The first step in creating a digital signature is to use a cryptographic hash function - such as the popular MD5 algorithm - to generate a message digest or "fingerprint" of the message or file to be signed. This message digest is a sequence of bits (128 bits in the case of the MD5 algorithm) which uniquely or very nearly uniquely represents the message. A good hash function is designed to make it very difficult to generate another message which would hash to the same sequence of bits. Thus any modification of the message should result in a different message digest.

Next, the message digest is encrypted with the author's private key to create the message signature. Both message and signature are then distributed.

Suppose Alice wishes to verify that a digitally signed message she has received was indeed from Bob. She uses Bob's public key to decrypt the message's digital signature and so reveal the message digest. She then computes a fresh message digest for the message that she received and compares it to the one that was encoded in the signature.
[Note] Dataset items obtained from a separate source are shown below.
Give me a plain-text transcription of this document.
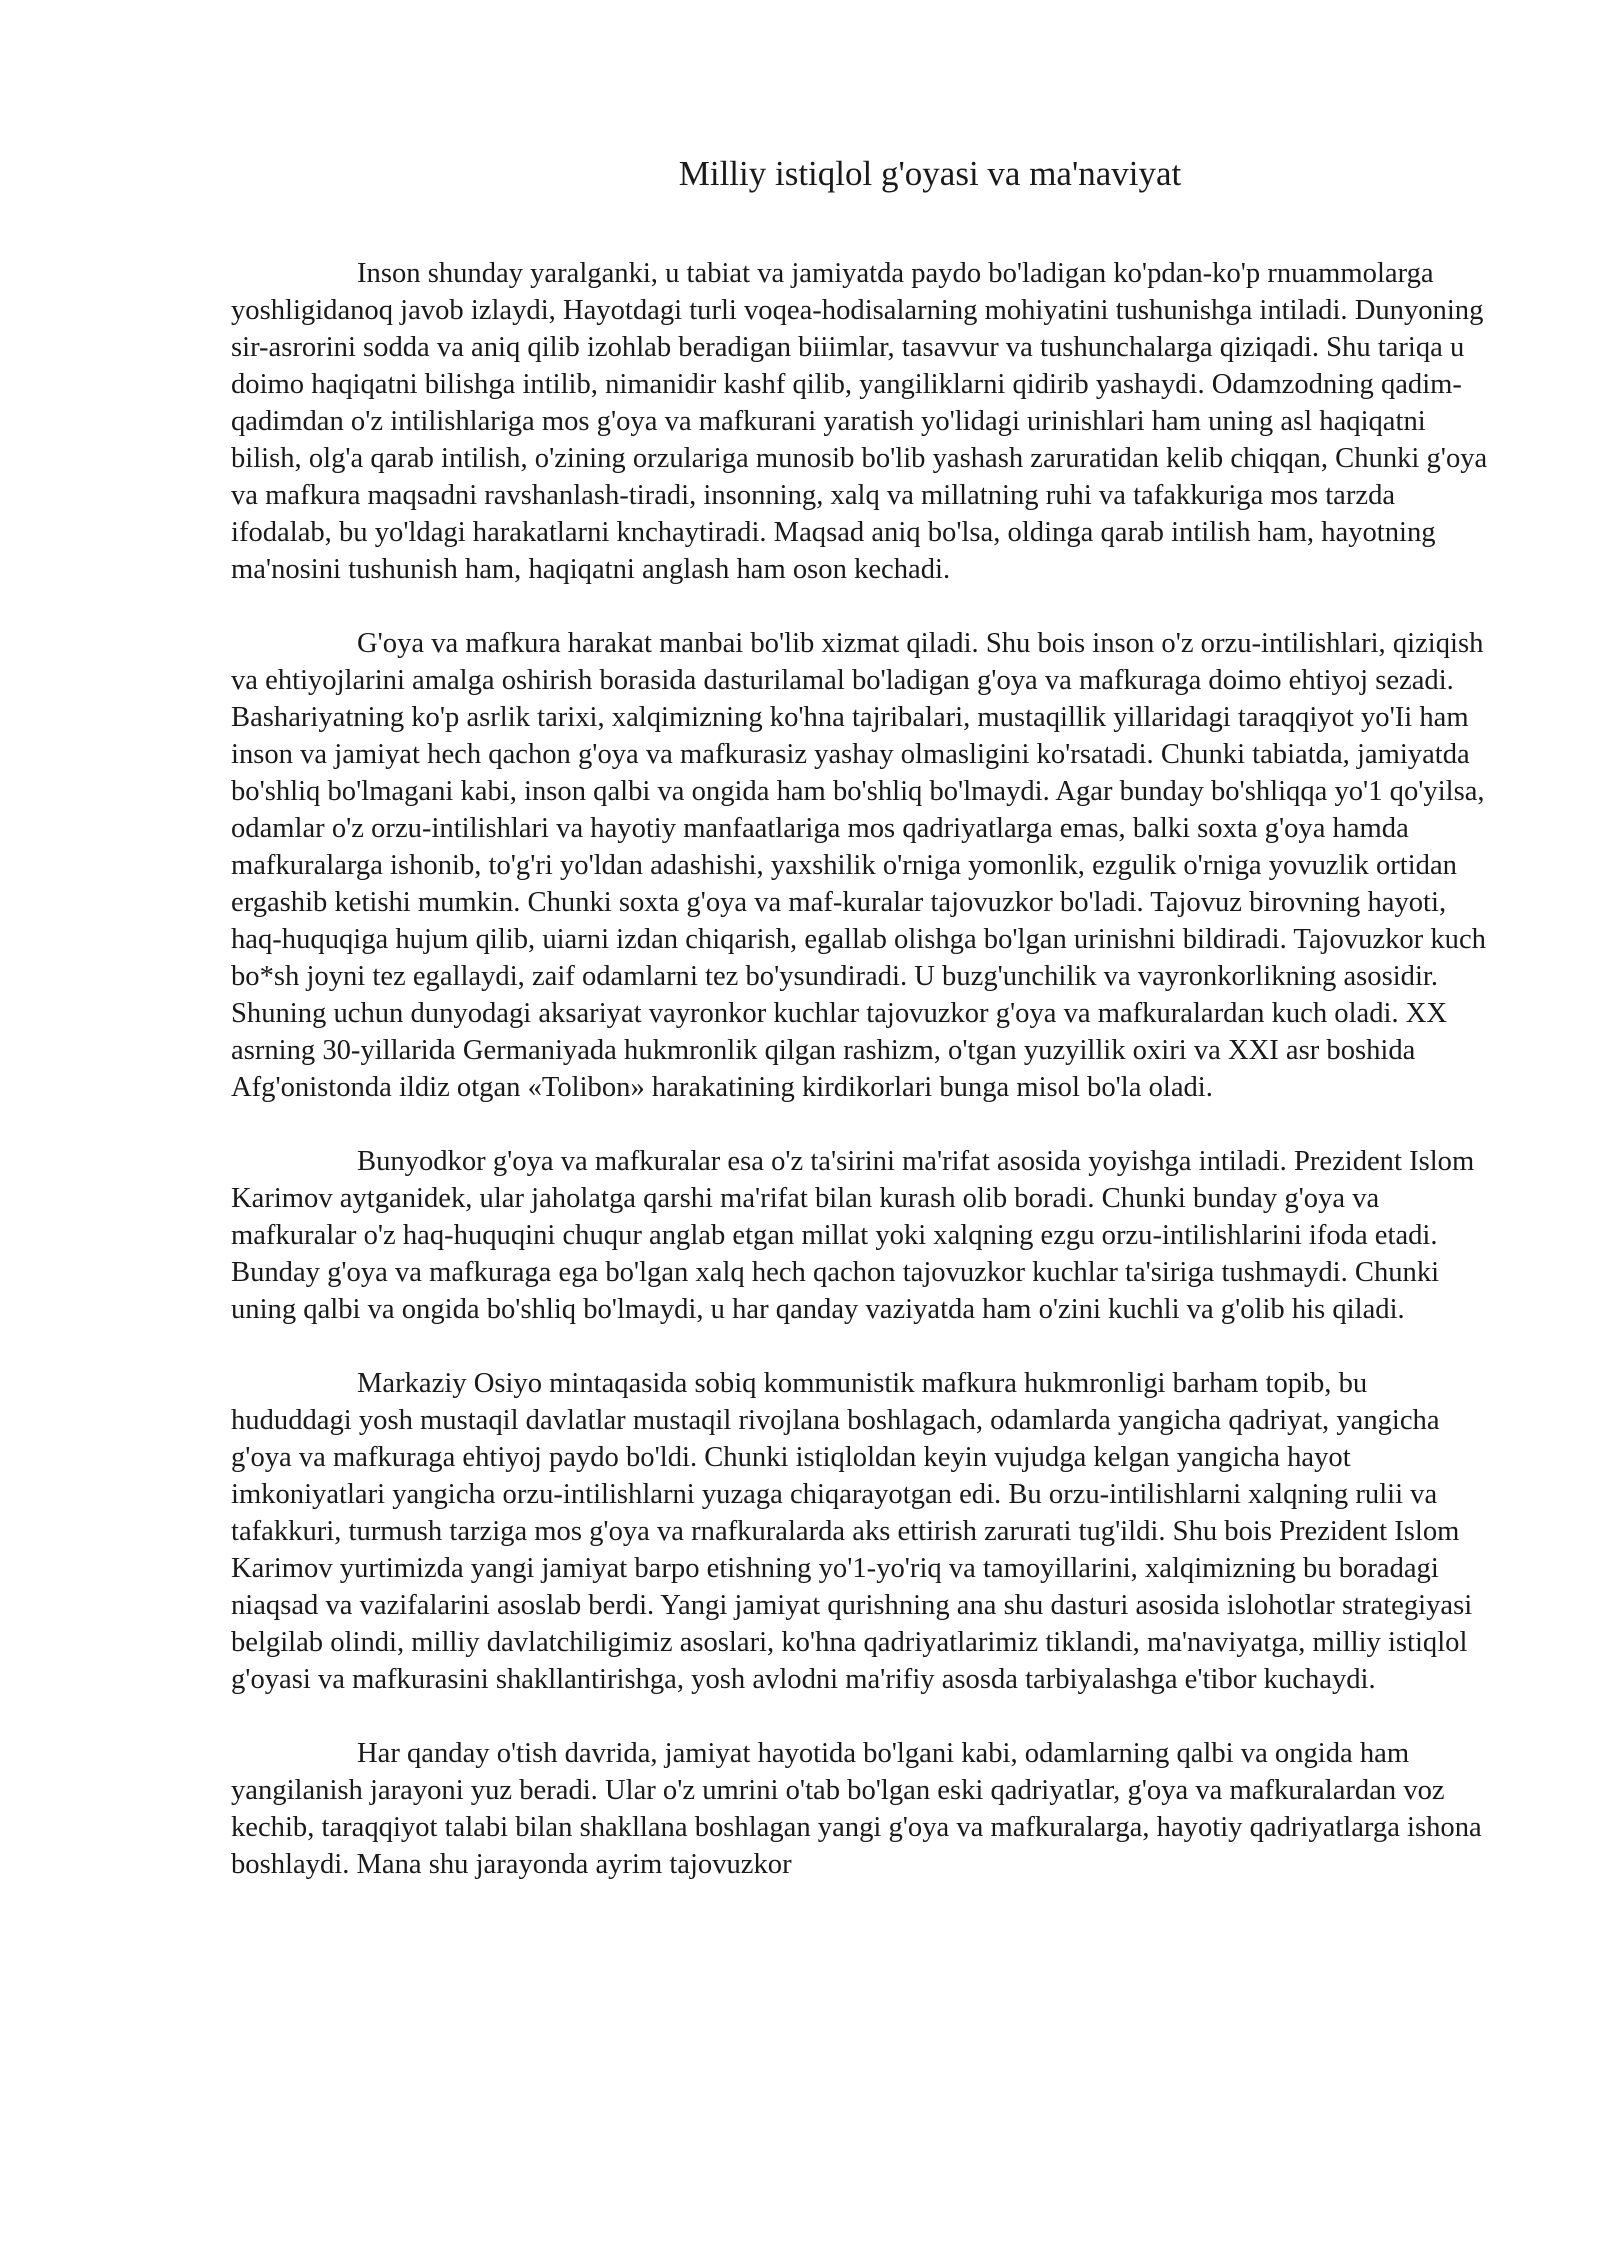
Milliy istiqlol g'oyasi va ma'naviyat

Inson shunday yaralganki, u tabiat va jamiyatda paydo bo'ladigan ko'pdan-ko'p rnuammolarga yoshligidanoq javob izlaydi, Hayotdagi turli voqea-hodisalarning mohiyatini tushunishga intiladi. Dunyoning sir-asrorini sodda va aniq qilib izohlab beradigan biiimlar, tasavvur va tushunchalarga qiziqadi. Shu tariqa u doimo haqiqatni bilishga intilib, nimanidir kashf qilib, yangiliklarni qidirib yashaydi. Odamzodning qadim-qadimdan o'z intilishlariga mos g'oya va mafkurani yaratish yo'lidagi urinishlari ham uning asl haqiqatni bilish, olg'a qarab intilish, o'zining orzulariga munosib bo'lib yashash zaruratidan kelib chiqqan, Chunki g'oya va mafkura maqsadni ravshanlash-tiradi, insonning, xalq va millatning ruhi va tafakkuriga mos tarzda ifodalab, bu yo'ldagi harakatlarni knchaytiradi. Maqsad aniq bo'lsa, oldinga qarab intilish ham, hayotning ma'nosini tushunish ham, haqiqatni anglash ham oson kechadi.

G'oya va mafkura harakat manbai bo'lib xizmat qiladi. Shu bois inson o'z orzu-intilishlari, qiziqish va ehtiyojlarini amalga oshirish borasida dasturilamal bo'ladigan g'oya va mafkuraga doimo ehtiyoj sezadi. Bashariyatning ko'p asrlik tarixi, xalqimizning ko'hna tajribalari, mustaqillik yillaridagi taraqqiyot yo'Ii ham inson va jamiyat hech qachon g'oya va mafkurasiz yashay olmasligini ko'rsatadi. Chunki tabiatda, jamiyatda bo'shliq bo'lmagani kabi, inson qalbi va ongida ham bo'shliq bo'lmaydi. Agar bunday bo'shliqqa yo'1 qo'yilsa, odamlar o'z orzu-intilishlari va hayotiy manfaatlariga mos qadriyatlarga emas, balki soxta g'oya hamda mafkuralarga ishonib, to'g'ri yo'ldan adashishi, yaxshilik o'rniga yomonlik, ezgulik o'rniga yovuzlik ortidan ergashib ketishi mumkin. Chunki soxta g'oya va maf-kuralar tajovuzkor bo'ladi. Tajovuz birovning hayoti, haq-huquqiga hujum qilib, uiarni izdan chiqarish, egallab olishga bo'lgan urinishni bildiradi. Tajovuzkor kuch bo*sh joyni tez egallaydi, zaif odamlarni tez bo'ysundiradi. U buzg'unchilik va vayronkorlikning asosidir. Shuning uchun dunyodagi aksariyat vayronkor kuchlar tajovuzkor g'oya va mafkuralardan kuch oladi. XX asrning 30-yillarida Germaniyada hukmronlik qilgan rashizm, o'tgan yuzyillik oxiri va XXI asr boshida Afg'onistonda ildiz otgan «Tolibon» harakatining kirdikorlari bunga misol bo'la oladi.

Bunyodkor g'oya va mafkuralar esa o'z ta'sirini ma'rifat asosida yoyishga intiladi. Prezident Islom Karimov aytganidek, ular jaholatga qarshi ma'rifat bilan kurash olib boradi. Chunki bunday g'oya va mafkuralar o'z haq-huquqini chuqur anglab etgan millat yoki xalqning ezgu orzu-intilishlarini ifoda etadi. Bunday g'oya va mafkuraga ega bo'lgan xalq hech qachon tajovuzkor kuchlar ta'siriga tushmaydi. Chunki uning qalbi va ongida bo'shliq bo'lmaydi, u har qanday vaziyatda ham o'zini kuchli va g'olib his qiladi.

Markaziy Osiyo mintaqasida sobiq kommunistik mafkura hukmronligi barham topib, bu hududdagi yosh mustaqil davlatlar mustaqil rivojlana boshlagach, odamlarda yangicha qadriyat, yangicha g'oya va mafkuraga ehtiyoj paydo bo'ldi. Chunki istiqloldan keyin vujudga kelgan yangicha hayot imkoniyatlari yangicha orzu-intilishlarni yuzaga chiqarayotgan edi. Bu orzu-intilishlarni xalqning rulii va tafakkuri, turmush tarziga mos g'oya va rnafkuralarda aks ettirish zarurati tug'ildi. Shu bois Prezident Islom Karimov yurtimizda yangi jamiyat barpo etishning yo'1-yo'riq va tamoyillarini, xalqimizning bu boradagi niaqsad va vazifalarini asoslab berdi. Yangi jamiyat qurishning ana shu dasturi asosida islohotlar strategiyasi belgilab olindi, milliy davlatchiligimiz asoslari, ko'hna qadriyatlarimiz tiklandi, ma'naviyatga, milliy istiqlol g'oyasi va mafkurasini shakllantirishga, yosh avlodni ma'rifiy asosda tarbiyalashga e'tibor kuchaydi.

Har qanday o'tish davrida, jamiyat hayotida bo'lgani kabi, odamlarning qalbi va ongida ham yangilanish jarayoni yuz beradi. Ular o'z umrini o'tab bo'lgan eski qadriyatlar, g'oya va mafkuralardan voz kechib, taraqqiyot talabi bilan shakllana boshlagan yangi g'oya va mafkuralarga, hayotiy qadriyatlarga ishona boshlaydi. Mana shu jarayonda ayrim tajovuzkor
If they don't match, either the message wasn't actually from Bob or the message has been tampered with in some way.

The DES Algorithm

DES, or the Data Encryption Standard, was developed by IBM in the mid 1970s for use by the US government. DES uses a key size of 56 bits which, as explained in the main article, is prone to brute force attack; therefore, DES is no longer considered secure.

DES has proven remarkably resistant to cryptanalysis, however, and can be made secure by increasing the key size. TripleDES (sometimes called 3DES) makes three applications of the DES algorithm using two keys, thus upping the key size to a safer 112 bits. DES has recently been officially replaced by AES, the Advanced Encryption Standard.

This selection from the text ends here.